Plusieurs questions concernant les droits d’auteurs et la propriété intellectuelle restent actuellement sans réponse face à cette nouvelle réalité. Qui est le créateur de l’image? Peut-on protéger une image créée par une machine? Et si des sources protégées par des droits d’auteurs ont été utilisées, qu’en est-il du résultat final?

Le rôle du graphiste de demain

Au 19e siècle, suite à l’invention de la photographie, certains prédisaient la fin de l’art. 200 ans plus tard, il se vend encore des toiles de peinture… et avoir un appareil photo dans nos poches ne fait pas de nous un photographe professionnel!

Certes, il y a moins de peintres ou de photographes professionnels, et il y aura probablement moins de graphistes dans le futur, mais il ne faut pas confondre le simple fait de posséder les outils avec les compétences requises en communication pour être un bon graphiste. Dans certaines situations, ces solutions automatiques vont combler le besoin du client, mais de façon plus concrète, ce seront des outils à la disposition de graphistes professionnels pour faciliter la création de visuels. Les délais de production seront réduits considérablement grâce à cette technologie.

L’intelligence artificielle en communication graphique est une évolution normale d’un métier basé sur la technologie. De la même manière qu’on ne fait plus des tableaux avec des tabulations dans QuarkXPress lors de la mise en page d’un rapport annuel, on ne balisera probablement plus manuellement les PDFs à rendre accessible dans un futur très proche grâce à l’intelligence artificielle.

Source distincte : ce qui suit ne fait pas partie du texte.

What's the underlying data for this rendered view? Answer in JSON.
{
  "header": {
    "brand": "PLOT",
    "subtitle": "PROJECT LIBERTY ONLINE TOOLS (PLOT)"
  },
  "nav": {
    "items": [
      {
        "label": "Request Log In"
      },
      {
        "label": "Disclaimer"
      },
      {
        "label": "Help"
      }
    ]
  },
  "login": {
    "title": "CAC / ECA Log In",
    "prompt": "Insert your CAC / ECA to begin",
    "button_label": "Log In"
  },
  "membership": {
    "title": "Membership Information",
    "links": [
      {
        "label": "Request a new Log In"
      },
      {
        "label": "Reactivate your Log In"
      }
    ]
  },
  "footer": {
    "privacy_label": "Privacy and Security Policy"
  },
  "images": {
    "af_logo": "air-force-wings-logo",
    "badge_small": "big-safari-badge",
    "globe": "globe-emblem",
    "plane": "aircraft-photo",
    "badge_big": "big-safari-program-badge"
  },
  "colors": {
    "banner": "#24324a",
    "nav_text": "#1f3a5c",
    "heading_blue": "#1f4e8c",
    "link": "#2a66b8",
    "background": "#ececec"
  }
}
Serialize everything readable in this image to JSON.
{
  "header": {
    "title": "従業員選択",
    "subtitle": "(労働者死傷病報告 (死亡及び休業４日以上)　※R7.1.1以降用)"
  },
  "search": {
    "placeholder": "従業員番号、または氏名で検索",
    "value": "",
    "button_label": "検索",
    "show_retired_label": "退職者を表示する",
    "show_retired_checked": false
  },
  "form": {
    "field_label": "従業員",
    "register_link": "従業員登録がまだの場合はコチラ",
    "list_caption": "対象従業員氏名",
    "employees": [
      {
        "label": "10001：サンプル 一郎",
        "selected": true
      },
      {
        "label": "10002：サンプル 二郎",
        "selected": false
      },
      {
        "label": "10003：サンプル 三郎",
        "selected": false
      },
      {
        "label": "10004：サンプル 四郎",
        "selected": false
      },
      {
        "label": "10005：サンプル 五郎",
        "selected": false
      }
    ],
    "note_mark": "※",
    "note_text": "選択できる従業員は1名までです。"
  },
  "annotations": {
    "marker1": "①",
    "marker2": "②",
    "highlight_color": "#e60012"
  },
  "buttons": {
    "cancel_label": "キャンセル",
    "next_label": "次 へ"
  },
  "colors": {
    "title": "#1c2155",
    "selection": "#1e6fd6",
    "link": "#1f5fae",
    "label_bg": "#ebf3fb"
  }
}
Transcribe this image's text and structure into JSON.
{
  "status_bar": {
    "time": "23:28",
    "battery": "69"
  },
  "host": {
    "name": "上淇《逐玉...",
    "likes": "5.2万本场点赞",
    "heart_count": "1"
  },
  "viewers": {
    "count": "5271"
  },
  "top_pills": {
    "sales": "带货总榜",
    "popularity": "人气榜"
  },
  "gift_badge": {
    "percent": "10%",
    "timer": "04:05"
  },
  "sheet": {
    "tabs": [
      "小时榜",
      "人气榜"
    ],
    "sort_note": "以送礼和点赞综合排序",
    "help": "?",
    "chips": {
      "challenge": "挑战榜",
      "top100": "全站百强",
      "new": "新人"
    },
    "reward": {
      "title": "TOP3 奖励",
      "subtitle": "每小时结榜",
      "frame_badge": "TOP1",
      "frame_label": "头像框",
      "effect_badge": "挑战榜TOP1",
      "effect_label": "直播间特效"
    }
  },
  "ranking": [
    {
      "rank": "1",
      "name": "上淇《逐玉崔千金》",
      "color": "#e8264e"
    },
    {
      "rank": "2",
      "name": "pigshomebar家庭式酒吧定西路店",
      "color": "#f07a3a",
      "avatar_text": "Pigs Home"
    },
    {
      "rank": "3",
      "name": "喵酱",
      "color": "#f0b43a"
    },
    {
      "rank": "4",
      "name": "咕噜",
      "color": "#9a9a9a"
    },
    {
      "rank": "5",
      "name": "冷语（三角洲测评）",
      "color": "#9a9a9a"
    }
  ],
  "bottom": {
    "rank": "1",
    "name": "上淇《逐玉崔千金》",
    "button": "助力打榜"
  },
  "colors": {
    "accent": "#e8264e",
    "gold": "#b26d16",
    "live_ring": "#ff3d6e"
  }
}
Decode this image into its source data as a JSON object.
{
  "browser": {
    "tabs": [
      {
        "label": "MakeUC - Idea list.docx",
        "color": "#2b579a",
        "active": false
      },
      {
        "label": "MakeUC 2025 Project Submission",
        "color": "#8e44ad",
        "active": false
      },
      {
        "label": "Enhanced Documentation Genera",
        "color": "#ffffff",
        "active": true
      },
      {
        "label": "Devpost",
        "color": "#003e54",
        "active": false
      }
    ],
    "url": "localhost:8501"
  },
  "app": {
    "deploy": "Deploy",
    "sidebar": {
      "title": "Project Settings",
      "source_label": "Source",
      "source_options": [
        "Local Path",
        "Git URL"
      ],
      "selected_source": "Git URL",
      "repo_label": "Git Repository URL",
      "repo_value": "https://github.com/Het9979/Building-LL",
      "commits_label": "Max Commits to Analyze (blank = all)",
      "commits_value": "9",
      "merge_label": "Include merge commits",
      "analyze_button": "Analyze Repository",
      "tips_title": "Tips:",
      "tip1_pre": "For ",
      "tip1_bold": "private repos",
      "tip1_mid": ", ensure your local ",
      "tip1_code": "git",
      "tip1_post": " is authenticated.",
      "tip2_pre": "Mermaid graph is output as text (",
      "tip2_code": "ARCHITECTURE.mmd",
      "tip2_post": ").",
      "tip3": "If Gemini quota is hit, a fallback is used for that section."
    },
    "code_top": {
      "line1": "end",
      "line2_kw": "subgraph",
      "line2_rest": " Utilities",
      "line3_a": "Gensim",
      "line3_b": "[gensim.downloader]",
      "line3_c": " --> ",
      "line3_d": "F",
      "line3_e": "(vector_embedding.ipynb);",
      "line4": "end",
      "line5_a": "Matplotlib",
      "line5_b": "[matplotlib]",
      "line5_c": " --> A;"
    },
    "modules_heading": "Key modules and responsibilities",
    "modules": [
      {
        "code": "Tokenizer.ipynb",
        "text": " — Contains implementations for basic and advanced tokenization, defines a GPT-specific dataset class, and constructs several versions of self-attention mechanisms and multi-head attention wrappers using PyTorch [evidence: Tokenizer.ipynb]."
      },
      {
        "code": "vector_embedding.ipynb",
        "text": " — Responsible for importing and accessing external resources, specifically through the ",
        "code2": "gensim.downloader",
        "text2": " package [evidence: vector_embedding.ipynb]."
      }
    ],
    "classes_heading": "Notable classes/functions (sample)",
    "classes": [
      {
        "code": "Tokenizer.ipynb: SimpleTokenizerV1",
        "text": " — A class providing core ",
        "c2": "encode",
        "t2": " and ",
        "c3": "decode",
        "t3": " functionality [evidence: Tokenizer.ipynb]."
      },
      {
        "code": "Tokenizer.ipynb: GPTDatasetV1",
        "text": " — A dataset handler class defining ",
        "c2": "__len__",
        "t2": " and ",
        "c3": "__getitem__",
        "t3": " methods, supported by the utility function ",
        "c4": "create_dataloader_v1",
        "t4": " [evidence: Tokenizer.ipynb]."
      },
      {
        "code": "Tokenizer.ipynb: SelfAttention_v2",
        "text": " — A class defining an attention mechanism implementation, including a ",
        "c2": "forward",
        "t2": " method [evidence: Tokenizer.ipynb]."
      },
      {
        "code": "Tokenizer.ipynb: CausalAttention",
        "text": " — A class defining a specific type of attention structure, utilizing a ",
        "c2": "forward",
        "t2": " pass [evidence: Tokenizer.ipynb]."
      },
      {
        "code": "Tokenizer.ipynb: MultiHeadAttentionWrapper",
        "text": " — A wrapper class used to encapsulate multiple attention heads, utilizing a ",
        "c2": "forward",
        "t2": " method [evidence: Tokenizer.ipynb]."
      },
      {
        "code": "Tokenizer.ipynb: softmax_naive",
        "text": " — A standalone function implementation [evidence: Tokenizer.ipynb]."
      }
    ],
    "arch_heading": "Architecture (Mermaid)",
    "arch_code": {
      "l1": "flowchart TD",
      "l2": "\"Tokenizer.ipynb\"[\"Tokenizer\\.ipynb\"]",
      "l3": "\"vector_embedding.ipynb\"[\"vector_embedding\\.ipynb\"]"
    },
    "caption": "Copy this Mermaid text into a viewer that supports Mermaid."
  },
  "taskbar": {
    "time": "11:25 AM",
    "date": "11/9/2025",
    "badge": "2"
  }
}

En communication, on s’adresse à des humains. Même si la machine nous comprend de plus en plus, et va nous faciliter grandement la vie, qui de mieux qu’un humain pour communiquer à un autre humain?

Psst…

C’est déjà notre 2e article sur ce sujet, et assurément pas le dernier. Inscrivez-vous à notre infolettre ci-dessous pour ne pas manquer les prochaines mises à jour…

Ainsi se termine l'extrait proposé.